リーヤも英雄と言えるその人物について知りたいらしい。
「彼の事か。実は本人から秘密にして欲しい旨があってだな。私も釘を刺されているのだよ。恥ずかしいから絶対に公表しないでって。だが、何かあったら必ず駆けつけて、人々を守るって言ってくれているんだ。まだ若いのに凄い人だね。まあ、一言だけヒントを言うなら、辺境領出身じゃないよ」
とりあえず分かったのは、辺境伯が若い男性である事、恥ずかしがりやであること、しかし勇気と愛に溢れる、辺境領以外の出身者である。
「うみゅ、分かったような分からないような」
「素晴らしい方だとは思いますが、貴族である以上本来なら政治に携わる人としてはどうなのですか? 今は代理の方に全部まかせっきりですし」
僕は浮かんだ疑問について尋ねる。
貴族、それも領主格となれば政治を行う義務がある。
それから逃げているのはどうなのだろうか?
「それはな、彼が政治や貴族とかいうものとは元々一切無縁なヒトだからかな。

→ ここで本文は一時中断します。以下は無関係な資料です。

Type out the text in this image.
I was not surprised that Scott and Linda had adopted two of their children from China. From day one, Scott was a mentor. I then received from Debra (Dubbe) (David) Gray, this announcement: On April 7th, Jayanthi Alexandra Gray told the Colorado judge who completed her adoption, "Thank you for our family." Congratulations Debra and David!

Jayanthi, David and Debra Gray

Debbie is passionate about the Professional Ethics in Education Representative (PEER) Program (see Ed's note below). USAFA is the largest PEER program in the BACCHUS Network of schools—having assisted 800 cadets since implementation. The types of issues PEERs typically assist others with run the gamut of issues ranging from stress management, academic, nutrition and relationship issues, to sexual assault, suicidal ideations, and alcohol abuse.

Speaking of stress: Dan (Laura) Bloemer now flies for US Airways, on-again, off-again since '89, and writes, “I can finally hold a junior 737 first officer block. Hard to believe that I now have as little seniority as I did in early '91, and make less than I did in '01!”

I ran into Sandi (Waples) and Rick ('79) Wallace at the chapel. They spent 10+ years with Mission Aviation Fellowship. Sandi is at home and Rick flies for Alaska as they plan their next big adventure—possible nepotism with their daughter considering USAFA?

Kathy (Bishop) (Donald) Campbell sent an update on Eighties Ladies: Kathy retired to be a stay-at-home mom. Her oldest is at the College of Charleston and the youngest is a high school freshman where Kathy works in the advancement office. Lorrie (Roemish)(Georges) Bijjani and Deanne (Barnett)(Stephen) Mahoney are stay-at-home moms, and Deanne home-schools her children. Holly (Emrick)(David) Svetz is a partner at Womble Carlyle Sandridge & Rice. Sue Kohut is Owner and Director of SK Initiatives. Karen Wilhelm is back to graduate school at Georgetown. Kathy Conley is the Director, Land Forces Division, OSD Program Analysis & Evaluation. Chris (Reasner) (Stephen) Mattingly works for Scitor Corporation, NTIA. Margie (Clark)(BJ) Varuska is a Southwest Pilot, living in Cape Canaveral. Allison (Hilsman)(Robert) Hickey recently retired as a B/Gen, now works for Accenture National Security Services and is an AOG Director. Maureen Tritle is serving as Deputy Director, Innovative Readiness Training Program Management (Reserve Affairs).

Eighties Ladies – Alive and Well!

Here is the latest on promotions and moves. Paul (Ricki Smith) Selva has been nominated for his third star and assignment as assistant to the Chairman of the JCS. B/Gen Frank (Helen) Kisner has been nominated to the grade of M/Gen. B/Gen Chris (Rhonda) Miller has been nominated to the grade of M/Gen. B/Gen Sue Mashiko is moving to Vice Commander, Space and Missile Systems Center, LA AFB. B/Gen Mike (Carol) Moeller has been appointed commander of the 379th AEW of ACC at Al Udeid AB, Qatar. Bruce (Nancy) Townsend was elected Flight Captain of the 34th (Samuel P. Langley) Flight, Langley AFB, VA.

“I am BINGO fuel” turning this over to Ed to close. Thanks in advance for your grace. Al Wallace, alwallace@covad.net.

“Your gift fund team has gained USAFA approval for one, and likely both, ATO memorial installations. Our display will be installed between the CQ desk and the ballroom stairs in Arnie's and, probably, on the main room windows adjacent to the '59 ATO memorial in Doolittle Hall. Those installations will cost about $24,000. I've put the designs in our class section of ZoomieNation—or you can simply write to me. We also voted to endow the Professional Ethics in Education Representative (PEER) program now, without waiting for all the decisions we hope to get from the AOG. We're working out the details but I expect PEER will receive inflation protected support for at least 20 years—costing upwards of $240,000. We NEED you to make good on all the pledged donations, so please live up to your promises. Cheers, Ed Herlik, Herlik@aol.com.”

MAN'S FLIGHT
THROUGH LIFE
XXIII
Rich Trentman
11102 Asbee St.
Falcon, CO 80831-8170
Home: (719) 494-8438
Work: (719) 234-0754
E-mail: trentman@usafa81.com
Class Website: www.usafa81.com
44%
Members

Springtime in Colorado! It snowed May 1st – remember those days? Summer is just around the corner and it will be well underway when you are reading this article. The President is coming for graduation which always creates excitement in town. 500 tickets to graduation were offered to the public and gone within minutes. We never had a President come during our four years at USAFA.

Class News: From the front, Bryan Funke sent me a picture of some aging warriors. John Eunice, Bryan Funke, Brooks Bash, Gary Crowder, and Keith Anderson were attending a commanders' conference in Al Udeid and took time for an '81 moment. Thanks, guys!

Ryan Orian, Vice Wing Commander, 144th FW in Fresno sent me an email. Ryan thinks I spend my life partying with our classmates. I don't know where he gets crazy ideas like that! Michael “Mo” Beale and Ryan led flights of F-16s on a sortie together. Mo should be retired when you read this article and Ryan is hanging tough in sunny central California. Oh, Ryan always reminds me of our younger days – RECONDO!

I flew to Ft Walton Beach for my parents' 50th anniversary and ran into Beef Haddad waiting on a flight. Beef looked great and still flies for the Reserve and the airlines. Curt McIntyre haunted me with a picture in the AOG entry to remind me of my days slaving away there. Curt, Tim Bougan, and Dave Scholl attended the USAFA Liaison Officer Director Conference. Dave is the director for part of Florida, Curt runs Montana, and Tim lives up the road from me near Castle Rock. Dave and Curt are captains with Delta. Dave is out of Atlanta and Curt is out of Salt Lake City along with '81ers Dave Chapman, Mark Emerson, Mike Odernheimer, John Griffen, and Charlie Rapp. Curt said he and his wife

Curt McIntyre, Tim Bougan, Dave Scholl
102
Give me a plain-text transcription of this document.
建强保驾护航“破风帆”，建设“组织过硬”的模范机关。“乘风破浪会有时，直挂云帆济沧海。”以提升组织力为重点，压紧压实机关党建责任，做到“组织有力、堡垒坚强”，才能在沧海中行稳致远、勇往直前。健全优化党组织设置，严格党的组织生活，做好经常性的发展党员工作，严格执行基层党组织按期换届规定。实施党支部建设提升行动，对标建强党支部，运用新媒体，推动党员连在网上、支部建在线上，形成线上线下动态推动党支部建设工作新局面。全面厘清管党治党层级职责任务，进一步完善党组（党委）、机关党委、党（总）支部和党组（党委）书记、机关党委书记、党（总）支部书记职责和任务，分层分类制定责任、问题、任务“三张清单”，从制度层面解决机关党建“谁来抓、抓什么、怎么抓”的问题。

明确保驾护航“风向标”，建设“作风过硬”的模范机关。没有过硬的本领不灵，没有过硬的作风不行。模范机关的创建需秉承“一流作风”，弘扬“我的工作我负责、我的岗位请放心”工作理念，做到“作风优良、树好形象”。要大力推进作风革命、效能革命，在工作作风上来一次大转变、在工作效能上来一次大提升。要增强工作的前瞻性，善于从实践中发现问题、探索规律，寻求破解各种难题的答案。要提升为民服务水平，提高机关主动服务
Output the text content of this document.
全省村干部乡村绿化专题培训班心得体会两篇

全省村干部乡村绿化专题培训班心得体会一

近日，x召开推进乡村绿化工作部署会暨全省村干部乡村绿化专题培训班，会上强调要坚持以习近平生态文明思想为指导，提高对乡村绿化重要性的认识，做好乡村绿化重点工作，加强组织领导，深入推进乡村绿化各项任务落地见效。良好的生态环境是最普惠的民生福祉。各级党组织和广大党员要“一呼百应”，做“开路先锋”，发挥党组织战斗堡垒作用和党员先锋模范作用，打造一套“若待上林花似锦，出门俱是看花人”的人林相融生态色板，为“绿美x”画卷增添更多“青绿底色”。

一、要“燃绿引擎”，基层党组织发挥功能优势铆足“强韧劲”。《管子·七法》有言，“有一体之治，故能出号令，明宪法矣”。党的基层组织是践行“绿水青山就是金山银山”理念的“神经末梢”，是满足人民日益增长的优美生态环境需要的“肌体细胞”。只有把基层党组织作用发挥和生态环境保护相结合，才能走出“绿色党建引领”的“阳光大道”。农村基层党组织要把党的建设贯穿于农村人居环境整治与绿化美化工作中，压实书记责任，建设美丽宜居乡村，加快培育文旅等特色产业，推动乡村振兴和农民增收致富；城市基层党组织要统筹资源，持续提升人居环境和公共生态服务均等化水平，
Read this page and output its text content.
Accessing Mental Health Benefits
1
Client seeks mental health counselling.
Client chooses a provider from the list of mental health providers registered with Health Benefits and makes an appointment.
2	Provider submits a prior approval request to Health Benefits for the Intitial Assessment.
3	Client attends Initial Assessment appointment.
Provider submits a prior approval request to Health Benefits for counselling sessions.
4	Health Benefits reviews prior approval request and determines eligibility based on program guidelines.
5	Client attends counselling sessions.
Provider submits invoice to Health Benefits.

彼の生まれが、身分制度が無く政治は専門の政治家が行う地域というのもあるし、彼は欲目すら薄いのもある。爵位を貰ったのも陛下の顔を立ててのモノで、名誉欲も全く無いのだ。それを理解して陛下自身も彼は政治には係らなくても良いという約束をしている。その代わり非常時には必ず飛んで来いという条約付きでな」
「欲も無く、政治に関せず、ただ英雄であろうとするか。本当に実在の人物かや? 此方は信じられぬぞ」
「あら、お父様の言う事を信じられないのですか、リーヤ? わたくし、一度だけお会いしましたが、立派な若者でしたよ。そう、どこかタケ様に似ていましたのよ」
領主夫妻の話は嘘では無いだろうが、そんな文字通りの英雄に似ているといわれる僕は、そんなに立派なのだろうか?
確かに名誉欲・金欲は人並みよりは少ないとは思う。
しかし、大事な存在のリーヤを守る為の欲は持っていたい。
案外、英雄たる辺境伯も、愛する人の為に戦っているのかも知れない。
そう、僕は思った。
大義名分は何処へ行く、マムの暗躍に弄ばれるタケ君でした。